- '
İyi ki yeniden evlenmişiz,' diyor musunuz ikiniz de?
-
S.T: İkimiz de yaratıcı insanlarız. Ali Oğlak, ben Kova burcuyum. O inatçı, ben özgürlüğüme düşkünüm... Boşandık o gün öyleydi, sonra onu aştık. Birbirimizsiz olamayacağımızı düşündük. Oğlumuz 18 yaşındaydı. İkimizi çok güzel idare etti. O günleri çok da anmak istemiyorum doğrusu. Alisiz yatağa girmek boştu, 21 sene, Ali'nin horlamasını duyarak uyumaya alışmışım... Ben Alisiz herhalde çok boşlukta kalırdım.
-
Siz reklamcılığı artık kesinlikle bıraktınız mı?
-
A.T: Öyle bir karar almıştım ama, yani film olmayınca...
-
İlk kez mi başarısız olmuş oldunuz bu filmle?
-
A.T: Yoo yani reklamcılığın dışında birkaç kez daha olmuştu ama bu seferki biraz ağır oldu. Parasal kayıp oldu çok, yoksa başarı, başarısızlık, işin duygusal yönünde değiliz.
-
Reklamcılığa geri mi döneceksiniz?
-
A.T: Bilmiyorum, şu an kafam karışık.
-
S.T: Belki biraz dinlenmeli diye düşünüyoruz. Ali'nin reklam senaryoları çok kısa zamanda insanlara mesajı veriyordu. Ancak film, çok daha tecrübe isteyen bir konu.

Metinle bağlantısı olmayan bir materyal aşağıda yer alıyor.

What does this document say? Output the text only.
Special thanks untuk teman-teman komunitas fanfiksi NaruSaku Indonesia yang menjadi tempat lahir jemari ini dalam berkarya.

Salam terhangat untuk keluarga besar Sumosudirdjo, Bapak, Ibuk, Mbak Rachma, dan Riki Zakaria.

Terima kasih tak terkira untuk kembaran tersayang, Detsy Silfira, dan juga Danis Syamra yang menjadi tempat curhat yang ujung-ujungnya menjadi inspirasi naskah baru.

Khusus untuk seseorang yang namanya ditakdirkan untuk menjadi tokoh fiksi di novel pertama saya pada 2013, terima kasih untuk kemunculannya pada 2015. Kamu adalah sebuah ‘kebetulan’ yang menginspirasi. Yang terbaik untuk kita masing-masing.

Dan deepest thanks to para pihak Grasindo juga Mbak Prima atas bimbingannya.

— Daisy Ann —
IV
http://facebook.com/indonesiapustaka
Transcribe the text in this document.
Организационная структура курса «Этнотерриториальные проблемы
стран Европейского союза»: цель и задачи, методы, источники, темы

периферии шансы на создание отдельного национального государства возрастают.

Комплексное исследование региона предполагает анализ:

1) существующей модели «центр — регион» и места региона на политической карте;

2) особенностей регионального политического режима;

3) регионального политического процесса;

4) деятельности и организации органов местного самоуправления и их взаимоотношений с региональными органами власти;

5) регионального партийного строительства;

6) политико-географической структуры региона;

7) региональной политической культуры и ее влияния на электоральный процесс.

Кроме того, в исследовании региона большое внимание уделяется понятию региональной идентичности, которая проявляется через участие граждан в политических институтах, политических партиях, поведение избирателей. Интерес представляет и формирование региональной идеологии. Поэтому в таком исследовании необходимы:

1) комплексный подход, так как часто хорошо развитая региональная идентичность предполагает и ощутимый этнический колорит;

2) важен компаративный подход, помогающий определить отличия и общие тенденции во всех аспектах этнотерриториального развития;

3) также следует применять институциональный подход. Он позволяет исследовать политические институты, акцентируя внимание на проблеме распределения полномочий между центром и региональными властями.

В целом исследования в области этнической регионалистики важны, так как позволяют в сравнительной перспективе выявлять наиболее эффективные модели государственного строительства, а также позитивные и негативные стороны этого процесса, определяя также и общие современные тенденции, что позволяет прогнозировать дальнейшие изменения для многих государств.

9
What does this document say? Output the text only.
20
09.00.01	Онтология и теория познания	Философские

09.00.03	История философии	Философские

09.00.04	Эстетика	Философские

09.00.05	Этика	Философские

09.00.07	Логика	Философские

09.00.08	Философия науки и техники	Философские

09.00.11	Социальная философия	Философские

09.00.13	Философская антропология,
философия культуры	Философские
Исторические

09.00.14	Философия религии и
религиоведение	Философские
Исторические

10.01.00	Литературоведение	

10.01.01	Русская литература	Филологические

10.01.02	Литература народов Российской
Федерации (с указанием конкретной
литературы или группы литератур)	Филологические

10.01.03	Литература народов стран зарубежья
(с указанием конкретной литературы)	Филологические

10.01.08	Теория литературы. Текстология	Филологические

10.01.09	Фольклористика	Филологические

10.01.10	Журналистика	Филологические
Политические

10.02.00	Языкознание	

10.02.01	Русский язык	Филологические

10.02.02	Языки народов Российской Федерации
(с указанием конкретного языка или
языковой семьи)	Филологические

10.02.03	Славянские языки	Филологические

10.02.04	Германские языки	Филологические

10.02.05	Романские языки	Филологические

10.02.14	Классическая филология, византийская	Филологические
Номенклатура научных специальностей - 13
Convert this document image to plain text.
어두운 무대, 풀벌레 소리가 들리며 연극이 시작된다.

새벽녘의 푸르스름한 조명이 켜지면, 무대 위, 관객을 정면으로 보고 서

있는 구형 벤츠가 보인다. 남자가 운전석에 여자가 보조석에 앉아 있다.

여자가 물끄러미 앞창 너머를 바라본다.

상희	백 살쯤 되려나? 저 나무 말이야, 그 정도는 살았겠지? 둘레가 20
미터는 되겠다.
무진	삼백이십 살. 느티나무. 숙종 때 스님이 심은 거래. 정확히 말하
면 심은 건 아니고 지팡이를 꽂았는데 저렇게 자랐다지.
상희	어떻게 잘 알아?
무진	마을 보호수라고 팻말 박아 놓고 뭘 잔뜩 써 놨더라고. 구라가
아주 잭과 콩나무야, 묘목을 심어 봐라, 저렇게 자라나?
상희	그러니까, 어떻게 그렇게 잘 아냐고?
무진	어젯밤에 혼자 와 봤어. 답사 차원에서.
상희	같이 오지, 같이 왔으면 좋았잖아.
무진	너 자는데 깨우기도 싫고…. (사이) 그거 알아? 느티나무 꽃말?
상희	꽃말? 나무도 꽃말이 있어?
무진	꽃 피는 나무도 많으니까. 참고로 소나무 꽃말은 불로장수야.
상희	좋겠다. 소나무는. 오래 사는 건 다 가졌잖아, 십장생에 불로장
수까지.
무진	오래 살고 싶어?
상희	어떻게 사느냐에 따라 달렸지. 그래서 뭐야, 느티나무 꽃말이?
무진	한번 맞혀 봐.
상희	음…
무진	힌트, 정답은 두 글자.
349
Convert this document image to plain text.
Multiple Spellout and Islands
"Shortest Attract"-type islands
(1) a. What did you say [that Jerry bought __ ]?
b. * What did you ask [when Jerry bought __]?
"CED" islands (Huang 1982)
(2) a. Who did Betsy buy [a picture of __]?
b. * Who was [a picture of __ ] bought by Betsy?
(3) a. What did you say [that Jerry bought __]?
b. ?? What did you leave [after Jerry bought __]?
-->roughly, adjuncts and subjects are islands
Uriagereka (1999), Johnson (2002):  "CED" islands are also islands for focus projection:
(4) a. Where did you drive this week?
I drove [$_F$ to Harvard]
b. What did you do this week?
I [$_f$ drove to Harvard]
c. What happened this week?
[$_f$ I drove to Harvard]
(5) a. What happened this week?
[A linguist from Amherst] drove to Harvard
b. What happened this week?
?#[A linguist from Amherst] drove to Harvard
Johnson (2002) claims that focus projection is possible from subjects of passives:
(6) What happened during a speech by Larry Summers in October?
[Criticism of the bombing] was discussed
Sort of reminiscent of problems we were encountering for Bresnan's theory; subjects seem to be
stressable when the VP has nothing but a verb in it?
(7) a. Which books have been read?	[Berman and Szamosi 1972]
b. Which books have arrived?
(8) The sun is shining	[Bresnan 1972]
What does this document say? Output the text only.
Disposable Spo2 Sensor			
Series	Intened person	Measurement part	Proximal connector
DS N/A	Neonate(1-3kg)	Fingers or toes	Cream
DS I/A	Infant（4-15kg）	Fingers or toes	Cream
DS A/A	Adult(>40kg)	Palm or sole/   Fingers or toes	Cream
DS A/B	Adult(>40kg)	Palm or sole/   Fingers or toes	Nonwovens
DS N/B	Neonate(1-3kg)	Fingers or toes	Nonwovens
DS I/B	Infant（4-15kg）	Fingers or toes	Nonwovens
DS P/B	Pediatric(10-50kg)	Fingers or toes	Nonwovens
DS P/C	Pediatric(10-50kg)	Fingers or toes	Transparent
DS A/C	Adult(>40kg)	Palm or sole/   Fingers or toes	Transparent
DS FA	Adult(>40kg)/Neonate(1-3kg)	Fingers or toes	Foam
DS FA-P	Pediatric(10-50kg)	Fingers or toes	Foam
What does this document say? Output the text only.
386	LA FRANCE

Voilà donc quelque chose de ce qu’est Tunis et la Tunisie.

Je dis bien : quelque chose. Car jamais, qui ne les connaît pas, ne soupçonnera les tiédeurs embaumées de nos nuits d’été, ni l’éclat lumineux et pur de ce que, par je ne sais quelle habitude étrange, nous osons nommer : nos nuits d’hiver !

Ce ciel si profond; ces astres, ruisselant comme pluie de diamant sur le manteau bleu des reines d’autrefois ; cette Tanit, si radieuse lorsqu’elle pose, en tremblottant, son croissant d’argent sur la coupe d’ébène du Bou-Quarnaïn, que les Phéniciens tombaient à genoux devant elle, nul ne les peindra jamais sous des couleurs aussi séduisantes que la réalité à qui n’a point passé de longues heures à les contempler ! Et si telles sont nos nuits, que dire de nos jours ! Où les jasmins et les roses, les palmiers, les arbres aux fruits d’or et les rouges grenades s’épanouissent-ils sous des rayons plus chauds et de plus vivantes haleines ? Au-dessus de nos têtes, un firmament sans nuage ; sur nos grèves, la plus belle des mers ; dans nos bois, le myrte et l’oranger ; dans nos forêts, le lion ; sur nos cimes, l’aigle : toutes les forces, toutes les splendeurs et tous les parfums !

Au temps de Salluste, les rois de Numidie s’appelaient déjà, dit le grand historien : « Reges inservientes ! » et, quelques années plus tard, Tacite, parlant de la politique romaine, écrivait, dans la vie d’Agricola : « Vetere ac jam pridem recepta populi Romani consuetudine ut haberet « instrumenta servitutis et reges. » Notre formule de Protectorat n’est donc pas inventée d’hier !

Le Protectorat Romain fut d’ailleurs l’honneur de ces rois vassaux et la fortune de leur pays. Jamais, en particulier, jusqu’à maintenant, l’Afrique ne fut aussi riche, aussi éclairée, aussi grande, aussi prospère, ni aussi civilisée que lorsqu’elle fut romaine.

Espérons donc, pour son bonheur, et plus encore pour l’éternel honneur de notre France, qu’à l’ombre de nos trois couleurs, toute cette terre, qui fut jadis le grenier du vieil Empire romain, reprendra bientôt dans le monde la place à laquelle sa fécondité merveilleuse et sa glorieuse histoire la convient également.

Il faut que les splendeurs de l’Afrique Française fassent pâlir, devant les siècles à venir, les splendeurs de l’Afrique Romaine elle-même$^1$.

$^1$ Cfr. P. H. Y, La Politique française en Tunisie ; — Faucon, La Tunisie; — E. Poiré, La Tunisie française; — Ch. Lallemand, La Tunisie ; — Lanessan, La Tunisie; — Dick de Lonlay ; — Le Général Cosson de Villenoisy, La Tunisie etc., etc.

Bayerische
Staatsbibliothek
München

- A.T: Tuluhan Hanım, size sinemayı sevmem demiştim ya, şimdi sinemadan nefret ediyorum. Benim sinemayla hiçbir işim yok bundan sonra. Ancak yer göstericilik yaparım...
- Hiç mi izlenmedi No Ofsayt?
- A.T: Çok kötüden bile kötü.
- Vizyona girdi ve çıktı mı hemen?
- A.T: Girip girmediğini bilmiyorum ama bana girdiği aşikâr.